Specifically, we'd been hankering some chow on some flame-grilled meat at the Fourquet, the tavern run by the same folks who make the beer. We washed down a terrine of duck and some shrimp croquettes with the Darbyste, which is brewed with fig juice and is one of the driest fruit beers you'll ever find. My thick, juicy pork chop found a good buddy in the Saison d'Epautre, a grainy spelt-based beer that is one of Belgium's best saisons. But the Woman won the day with her grilled lardon. Imagine two obscenely thick slices of bacon and you've got the gist.

For Blaugies, it's not just a romantic gimmick to call it a farmhouse brewery. It's the fact of the matter. The farmhouse's small garage might hold two little Euro-cars, maybe, if there weren't a nanobrewery in it. To cart the beer across the road to the bottling barn, the family uses a former dairy tank attached to wheels stripped from an old French artillery gun.

Just like a family farm, everybody does a bit of everything. Ma and Pa – Marie-Noëlle Pourtois and Pierre-Alex Carlier – both brew and run the tavern, with Pierre-Alex often spotted working the grill. ("You see that workhorse on the label?" Pierre-Alex said. "That's me!") Sons Kevin and Cedric also brew and get help from a couple of "interns."

The address is Rue de la Frontiére 435, 7370 Blaugies. It's very near the French border and not much else. Bring your GPS, your thirst, and your appetite.

Sunday, March 1, 2009

A Little Something for Your Cantillon Fetish.

I had just walked through the doors of Cantillon with a few visitors when Yvan told me about the unique beer he was making with brewmaster Jean Van Roy. I believed Yvan because (1) I'm not always sure when he's telling a joke, and (2) Cantillon makes several special beers for people on contract.

Want a special dry-hopped cuvée to celebrate the birth of your daughter?
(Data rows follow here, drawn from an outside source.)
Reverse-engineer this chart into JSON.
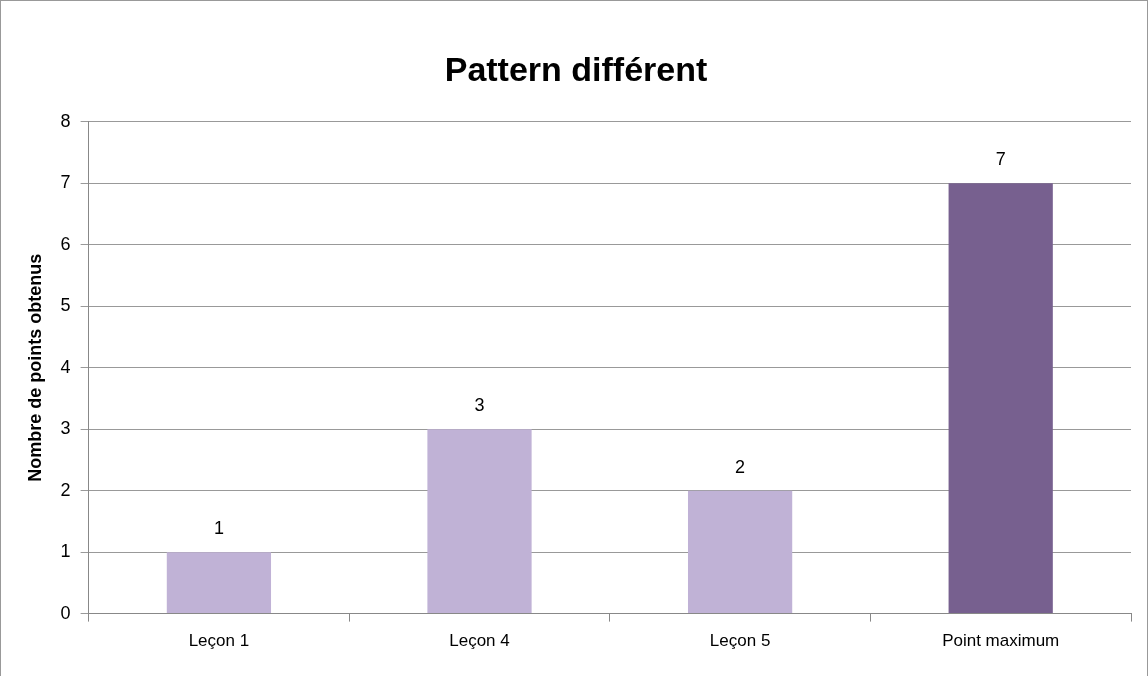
{
  "chart_data": {
    "type": "bar",
    "title": "Pattern différent",
    "ylabel": "Nombre de points obtenus",
    "categories": [
      "Leçon 1",
      "Leçon 4",
      "Leçon 5",
      "Point maximum"
    ],
    "values": [
      1,
      3,
      2,
      7
    ],
    "colors": [
      "#c0b2d6",
      "#c0b2d6",
      "#c0b2d6",
      "#77608f"
    ],
    "ylim": [
      0,
      8
    ],
    "yticks": [
      0,
      1,
      2,
      3,
      4,
      5,
      6,
      7,
      8
    ],
    "grid": "y",
    "data_labels": true,
    "legend": false
  }
}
OK. Want a special bottled lambic, to be sold only at your small little Northern European pub, steeped in your native country's precious dingleberries? Done.

That's why I took him seriously as he explained they were making a lambic for Japanese panty-hose fetishists, by special request. Naturally the fetishists requested that they be used panty hose, previously worn by the brewer's wife. Otherwise what's the point, right?

OK. Turns out the panty hose were not previously worn at all. But they do make a really handy sack for dry hopping. By deduction we can surmise this was either the Iris or the Cuvée des Champions. So next time you sip one of those, think about the particular method in which they were dry-hopped. And if that turns you on, just a little, well, you don't have to tell anyone.

To see other arcane techniques up close, consider hitting one of Cantillon's semiannual public brewing days. The next one is this Saturday, March 7. Get there early for free coffee and croissants.